Les amendements adoptés ont permis d'améliorer le recours aux congés payés, le congé maternité. Il a étoffé les bénéfices du compte personnel d'activité avec des droits supplémentaires. Il a reconnu le droit à la déconnexion. Il fait progresser l'égalité entre les femmes et les hommes. Il reconnait les particularités de l'emploi des saisonniers. Il élargit les engagements en faveur de l'emploi des personnes handicapées. Il reconnait le statut du particulier employeur. Il élargit aussi le principe d'une couverture conventionnelle en direction des outre mers. Il assure des droits sociaux aux personnes ayant un emploi en relation avec les plateformes.

Deux sujets restent en débat mais peuvent encore trouver une issue. C’est d’abord le retour au périmètre international pour l'appréciation de la situation économique d'un groupe et, ensuite, l’examen d’un amendement du rapporteur qui permettait de donner aux branches professionnelles une capacité d'autoriser la signature ou pas des accords d'entreprises, par un pouvoir de démandatement.

Sur l'utilisation de 49.3

L’article 49, alinéa 3, de la Constitution française prévoit que "Le Premier ministre peut, après délibération du Conseil des ministres, engager la responsabilité du Gouvernement devant l'Assemblée nationale sur le vote d'un projet de loi de finances ou de financement de la sécurité sociale. Dans ce cas, ce projet est considéré comme adopté, sauf si une motion de censure, déposée dans les vingt-quatre heures qui suivent, est votée dans les conditions prévues à l'alinéa précédent. Le Premier ministre peut, en outre, recourir à cette procédure pour un autre projet ou une proposition de loi par session."
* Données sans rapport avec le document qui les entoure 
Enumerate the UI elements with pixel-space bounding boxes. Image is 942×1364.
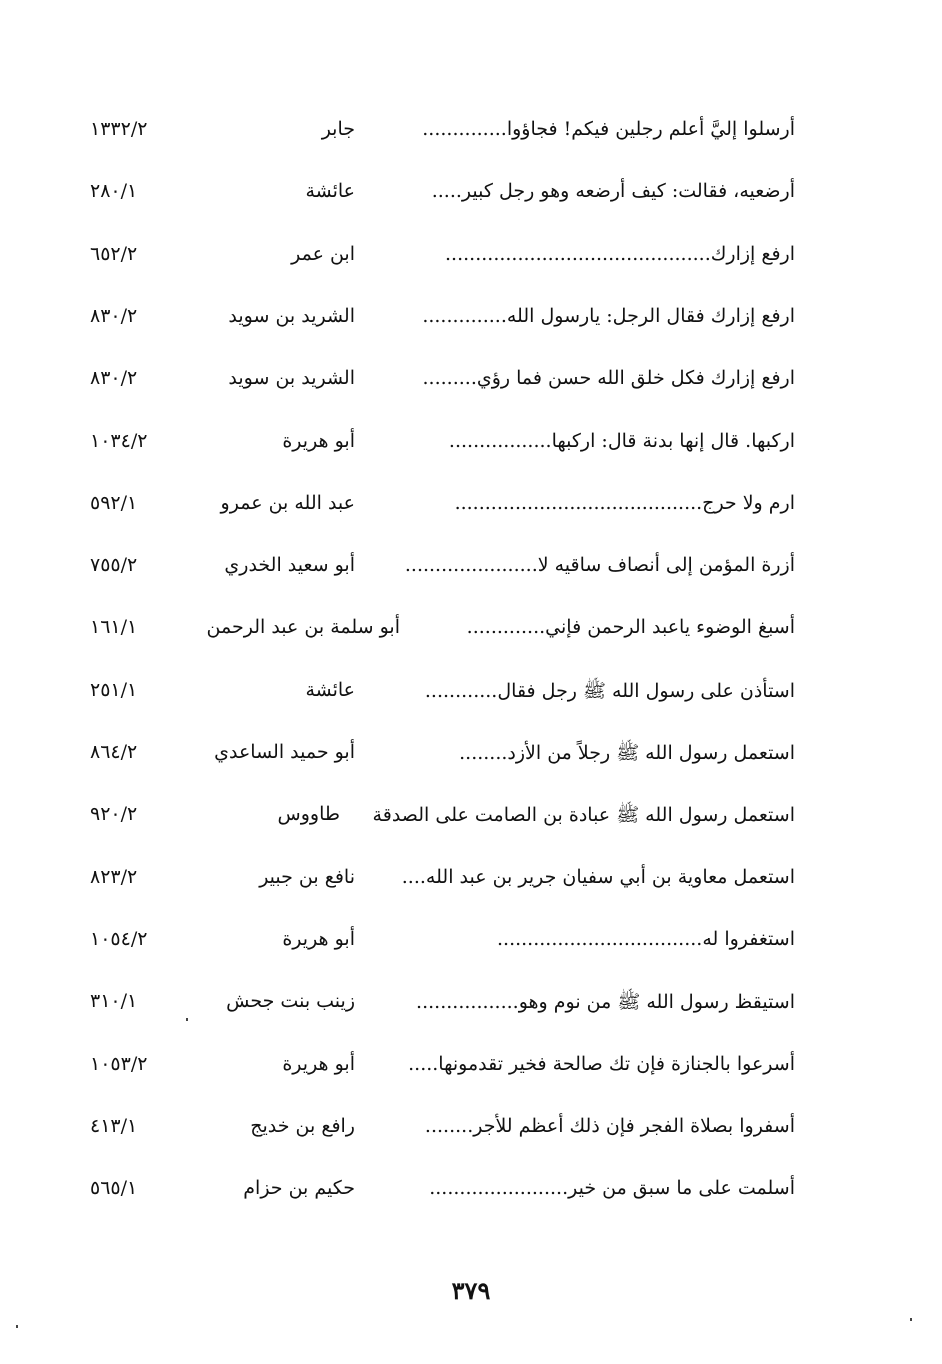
- narrator-name: الشريد بن سويد: [228, 304, 355, 327]
- hadith-text: ارم ولا حرج.........................................: [454, 491, 795, 514]
- index-entry: [90, 172, 795, 212]
- hadith-text: استغفروا له..................................: [496, 927, 795, 950]
- narrator-name: زينب بنت جحش: [226, 990, 355, 1013]
- narrator-name: عبد الله بن عمرو: [220, 491, 355, 514]
- volume-page-ref: ٨٦٤/٢: [90, 741, 138, 763]
- hadith-text: استعمل رسول الله ﷺ عبادة بن الصامت على الصدقة: [372, 804, 795, 827]
- hadith-text: استأذن على رسول الله ﷺ رجل فقال............: [424, 679, 795, 702]
- narrator-name: حكيم بن حزام: [243, 1177, 355, 1200]
- index-entry: [90, 359, 795, 399]
- volume-page-ref: ٩٢٠/٢: [90, 803, 138, 826]
- hadith-text: ارفع إزارك فكل خلق الله حسن فما رؤي.........: [422, 367, 795, 390]
- hadith-text: استيقظ رسول الله ﷺ من نوم وهو.................: [416, 991, 795, 1014]
- index-entry: [90, 671, 795, 711]
- narrator-name: عائشة: [305, 678, 355, 701]
- index-entry: [90, 733, 795, 773]
- volume-page-ref: ٢٥١/١: [90, 678, 138, 701]
- volume-page-ref: ١٠٥٤/٢: [90, 927, 148, 950]
- hadith-text: أسلمت على ما سبق من خير.......................: [429, 1177, 795, 1200]
- hadith-text: ارفع إزارك............................................: [445, 242, 795, 265]
- index-entry: [90, 235, 795, 275]
- narrator-name: طاووس: [277, 803, 340, 826]
- hadith-text: أزرة المؤمن إلى أنصاف ساقيه لا......................: [404, 554, 795, 577]
- narrator-name: جابر: [321, 118, 355, 140]
- narrator-name: أبو سلمة بن عبد الرحمن: [206, 616, 400, 639]
- volume-page-ref: ١٣٣٢/٢: [90, 118, 148, 140]
- narrator-name: أبو سعيد الخدري: [224, 554, 355, 577]
- hadith-text: استعمل معاوية بن أبي سفيان جرير بن عبد الله....: [401, 865, 795, 888]
- index-entry: [90, 858, 795, 898]
- index-entry: [90, 608, 795, 648]
- stray-mark: [186, 1018, 188, 1021]
- volume-page-ref: ٣١٠/١: [90, 990, 138, 1013]
- index-entry: [90, 422, 795, 462]
- narrator-name: أبو حميد الساعدي: [214, 741, 355, 763]
- index-entry: [90, 110, 795, 150]
- narrator-name: رافع بن خديج: [250, 1114, 355, 1137]
- page-number: ٣٧٩: [451, 1276, 491, 1305]
- hadith-text: ارفع إزارك فقال الرجل: يارسول الله..............: [422, 304, 795, 327]
- index-entry: [90, 795, 795, 835]
- volume-page-ref: ٨٢٣/٢: [90, 865, 138, 888]
- index-entry: [90, 920, 795, 960]
- narrator-name: عائشة: [305, 180, 355, 203]
- volume-page-ref: ١٠٥٣/٢: [90, 1052, 148, 1075]
- volume-page-ref: ٥٩٢/١: [90, 491, 138, 514]
- narrator-name: نافع بن جبير: [259, 865, 355, 888]
- hadith-text: أرضعيه، فقالت: كيف أرضعه وهو رجل كبير.....: [431, 180, 795, 203]
- volume-page-ref: ٢٨٠/١: [90, 180, 138, 203]
- index-entry: [90, 1107, 795, 1147]
- index-entry: [90, 484, 795, 524]
- hadith-text: أرسلوا إليَّ أعلم رجلين فيكم! فجاؤوا..............: [422, 118, 795, 140]
- index-entry: [90, 982, 795, 1022]
- volume-page-ref: ٨٣٠/٢: [90, 304, 138, 327]
- volume-page-ref: ٨٣٠/٢: [90, 367, 138, 390]
- index-entry: [90, 297, 795, 337]
- narrator-name: أبو هريرة: [282, 429, 355, 452]
- narrator-name: الشريد بن سويد: [228, 367, 355, 390]
- hadith-text: استعمل رسول الله ﷺ رجلاً من الأزد........: [459, 742, 795, 764]
- hadith-text: أسبغ الوضوء ياعبد الرحمن فإني.............: [466, 616, 795, 639]
- volume-page-ref: ٥٦٥/١: [90, 1177, 138, 1200]
- volume-page-ref: ٦٥٢/٢: [90, 242, 138, 265]
- index-entry: [90, 1169, 795, 1209]
- narrator-name: أبو هريرة: [282, 1052, 355, 1075]
- volume-page-ref: ٤١٣/١: [90, 1114, 138, 1137]
- narrator-name: أبو هريرة: [282, 927, 355, 950]
- stray-mark: [910, 1318, 912, 1321]
- index-entry: [90, 546, 795, 586]
- narrator-name: ابن عمر: [291, 242, 355, 265]
- hadith-text: اركبها. قال إنها بدنة قال: اركبها.................: [448, 429, 795, 452]
- hadith-text: أسرعوا بالجنازة فإن تك صالحة فخير تقدمونها.....: [408, 1052, 795, 1075]
- index-entry: [90, 1045, 795, 1085]
- hadith-text: أسفروا بصلاة الفجر فإن ذلك أعظم للأجر........: [424, 1114, 795, 1137]
- volume-page-ref: ٧٥٥/٢: [90, 554, 138, 577]
- stray-mark: [16, 1325, 18, 1328]
- volume-page-ref: ١٠٣٤/٢: [90, 429, 148, 452]
- volume-page-ref: ١٦١/١: [90, 616, 138, 639]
Depuis 1958, l'article 49.3 a été utilisé à 86 reprises, sur 51 textes. 50 motions de censure ont été déposées.

Je déplore pronfondément son utilisation. Cependant, est-ce un déni de démocratie ? Oui et non. Oui, car il prive les parlementaires d’un vote et d’une expression. Non, si on considère que l’Assemblée nationale dispose d’un recours : la motion de censure et que les débats ont quand même pu avoir lieu. Ce qui est le cas présentement.

Je précise toutefois qu'il ne s'agit là que de la première lecture. Le projet de loi sera ensuite examiné par le Sénat, et reviendra en débat à l'Assemblée Nationale. Il sera encore temps à ce moment-là  d’apporter les améliorations qui pourraient permettre éventuellement d'adopter ce texte.

Sur la motion de censure :

Son adoption n’aurait pas changé grand-chose au projet de loi sur le travail car le débat n’est pas terminé. J'ai indiqué là aussi tout à fait clairement que je refusais de mêler ma voix aux voix de l'UMP qui propose par exemple de supprimer 300 000 fonctionnaires, la retraite à 65 ans, de supprimer le statut des fonctionnaires, de faire 100 milliards d'économies sur le dos des Français, de baisser de nombreuses aides sociales, de supprimer l'impôt sur les grandes fortunes, ou encore de supprimer purement et simplement le code du travail. Approuver la motion de censure de l'UMP aurait été quelque part approuver le programme de l'UMP. Ce que bien évidemment j’ai refusé de faire.